The Community Schools of Frankfort Board of Education heard a final report from Tecton Construction Management President and Chief Operating Officer Mike Witteveen Tuesday night of the high school renovation project at Frankfort High School.
“We have a great product,” said Community Schools of Frankfort Superintendent Don DeWeese. “The high school looks wonderful and I think we’ve met our goals. We’re going to get that 35 to 50 years of life out of this building.”
Witteveen came up with some interesting facts about the $30 million renovation project. He said there were 176 change orders in the project, but there was nearly $7 million in savings. There were 47 bid packages, a cost of $500,000 to remove asbestos from the building along with 16.5 feet in the amount of paper printed for the project. Probably one of the biggest stats involved was the removal of 1,770,000 pounds of debris removed such as old walls, windows, roofs, and so on, in 179 roll-offs.
The board also heard a report on the first year of the 1 to 1 initiative at Frankfort High School. The amazing item here was the fact that only one of the 950 computers issued to students was destroyed.
‘I was astounded when they collected the computers at the end of the year that only one had been damaged,” said DeWeese. “That happened when a bottle of Gatorade was spilled and ruined the computer.”
DeWeese added he was proud of the students for being so responsible and respectful of the computers.
DeWeese was asked his thoughts on the initiative proposed by Governor Eric Holcomb to give free metal detectors to each school.

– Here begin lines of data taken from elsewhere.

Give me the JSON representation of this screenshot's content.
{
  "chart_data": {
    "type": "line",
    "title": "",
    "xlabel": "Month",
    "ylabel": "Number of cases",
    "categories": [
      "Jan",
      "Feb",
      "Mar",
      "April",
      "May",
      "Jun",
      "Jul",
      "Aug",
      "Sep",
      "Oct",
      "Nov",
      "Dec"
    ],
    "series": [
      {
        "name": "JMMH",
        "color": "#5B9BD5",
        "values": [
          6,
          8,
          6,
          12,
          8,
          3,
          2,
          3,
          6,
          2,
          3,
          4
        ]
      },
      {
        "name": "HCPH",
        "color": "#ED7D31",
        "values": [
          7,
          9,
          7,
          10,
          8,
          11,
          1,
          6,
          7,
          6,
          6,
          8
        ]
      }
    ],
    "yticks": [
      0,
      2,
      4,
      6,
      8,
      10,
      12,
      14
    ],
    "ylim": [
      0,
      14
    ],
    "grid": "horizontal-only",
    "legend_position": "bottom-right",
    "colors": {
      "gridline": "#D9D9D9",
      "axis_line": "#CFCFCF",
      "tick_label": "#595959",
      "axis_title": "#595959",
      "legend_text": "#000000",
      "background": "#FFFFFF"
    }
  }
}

“I applaud Governor Holcomb for offering free wands — hand-held devices,” said DeWeese. “He’s going to offer them free for each school (one for each 250 students). We’re going to do some more investigating and see what we need to do. I wouldn’t mind having some of those in our district.”
DeWeese said the detectors available to each school is based off the number of student in the entire district which means CSF would be receiving nine total detectors.
DeWeese added that the school safety plan does not metal detectors at this time.
“We do not have any firm plans to include metal detectors in our security plans,” said DeWeese. “We haven’t found a model that works like we want and that is a good balance for us and our students.”
The board also accepted the resignation of FHS Assistant Principal Matt Hines, who took a similar job at Avon High School.
“He found an assistant principal’s position a little closer to home where he doesn’t have to drive quite as much,” said DeWeese. “We wish Matt the best of luck and he will always be a Hot Dog at heart.”